Krishnamurti 26/03/2017
NA PATA DO CAVALO HÁ SETE ABISMOS
“Na pata do cavalo há sete abismos” – poesias, da escritora Clarissa Macedo acaba de ganhar segunda edição. A primeira resultou de a obra ter sido vencedora do Prêmio Nacional de Poesia da Academia de Letras da Bahia no ano de 2013. Num país como o nosso, de fraco mercado editorial (porque é verdade, a demanda por leitura não está incluída nas necessidades da esmagadora maioria da população), mesmo obras que se destacam em Prêmios Literários têm dificuldade de chegar ao público leitor que, também é verdade que se diga, felizmente existe. É que falta-lhes o empurrão do interesse meramente especulativo e financeiro da toda poderosa mídia que, via de regra, enaltece, divulga e impulsiona autores que lhe são convenientes. Subservientes, aos ditames da imbecilidade cultural. Mas isso é outra história. Vamos ao livro.
É realmente motivo de festejar essa 2ª edição da obra, pois o que o leitor mais cuidadoso sente ao ler o livro de Clarissa Macedo é o despontar de uma autora que apesar de jovem, denuncia uma poesia forte, vigorosa, promissora no sentido de continuidade, já que no da qualidade, mostra a que veio. E esse título... “Na pata do cavalo há sete abismos” ?

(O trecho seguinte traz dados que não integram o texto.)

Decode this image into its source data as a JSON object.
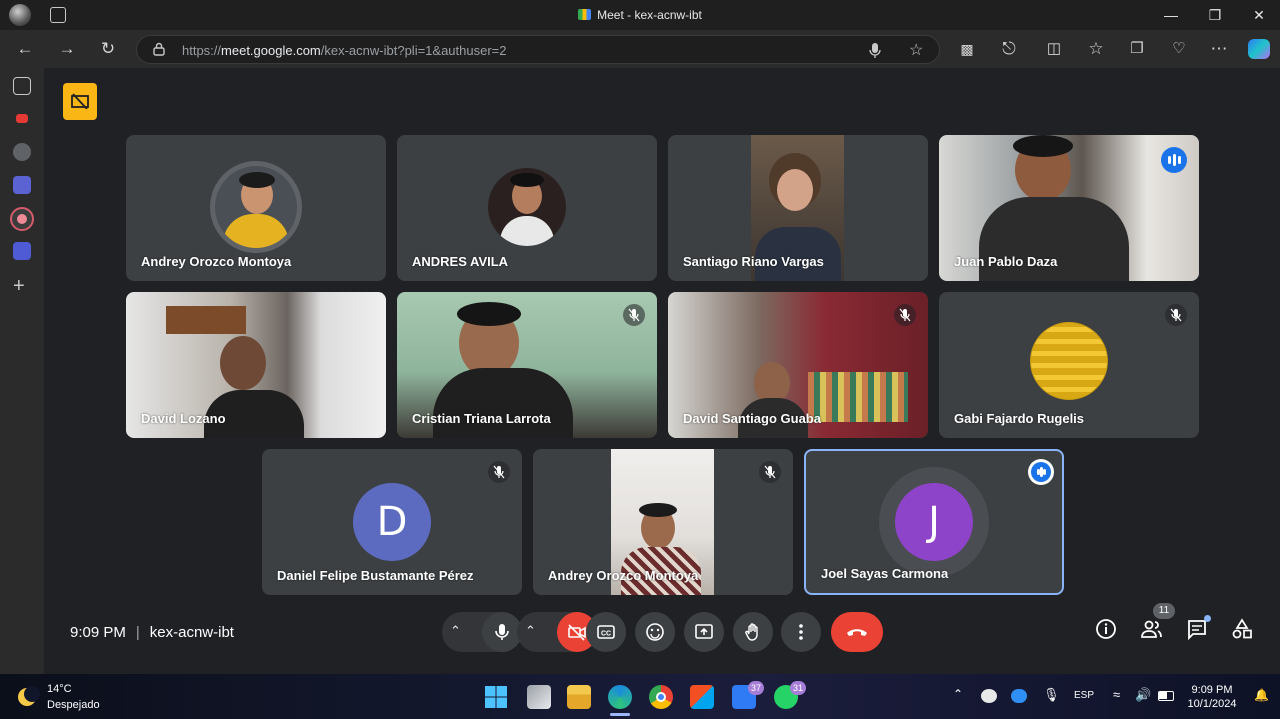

É uma feliz escolha de poemas que, vistos em conjunto, traduzem o simbolismo da cosmovisão da autora. O animal que cavalga na poesia de Clarissa é inteiramente selvagem e por isso mesmo de uma doçura primeira. Não tem medo, é avesso a celas e cabestros. No entanto está preso numa estrebaria, impacienta-se, bate com os cascos na terra, relincha, para afinal derrubar cancelas, libertar-se e trotar rumo aos caminhos do sonho, galopar velozmente e finalmente alçar voo rumo ao universo da imaginação libertadora, onde irá defrontar-se com os abismos do viver. Belíssima metáfora que se reforça e se adensa pela referência ao número sete. Místico por excelência, este número indica o processo de passagem do conhecido para o desconhecido. Uma combinação do três com o quatro; o três, representado por um triângulo, é o Espírito; o quatro, representado por um quadrado, a Matéria. O sete podemos dizer, simboliza a Matéria “iluminada pelo Espírito”. É a Alma servida pela Natureza. Uma totalidade em movimento ou um dinamismo total, isto é, a totalidade do universo em movimento. Eis aí, no nosso entender, esse belo cavalo e seus...
Sete abismos
...”Há terror nos ventos / do cavalo magoado, / que perdido rompe, / alado, as trincheiras / e cai como anjo / de tormento.
... “ Naquela crina / de ferraduras negras / um cavalo de patas ralas: / Os sete abismos da vida.”
O animal que cavalga pelo pasto interior incendiado da autora testemunha:
Jornada
A sombra engravida / o nome / dos inomináveis.
Feito pó na calçada / surge / um rastro de homem
surge a vida / mil vezes alucinada
parindo números / de mortos / desde ontem, / desde a era passada.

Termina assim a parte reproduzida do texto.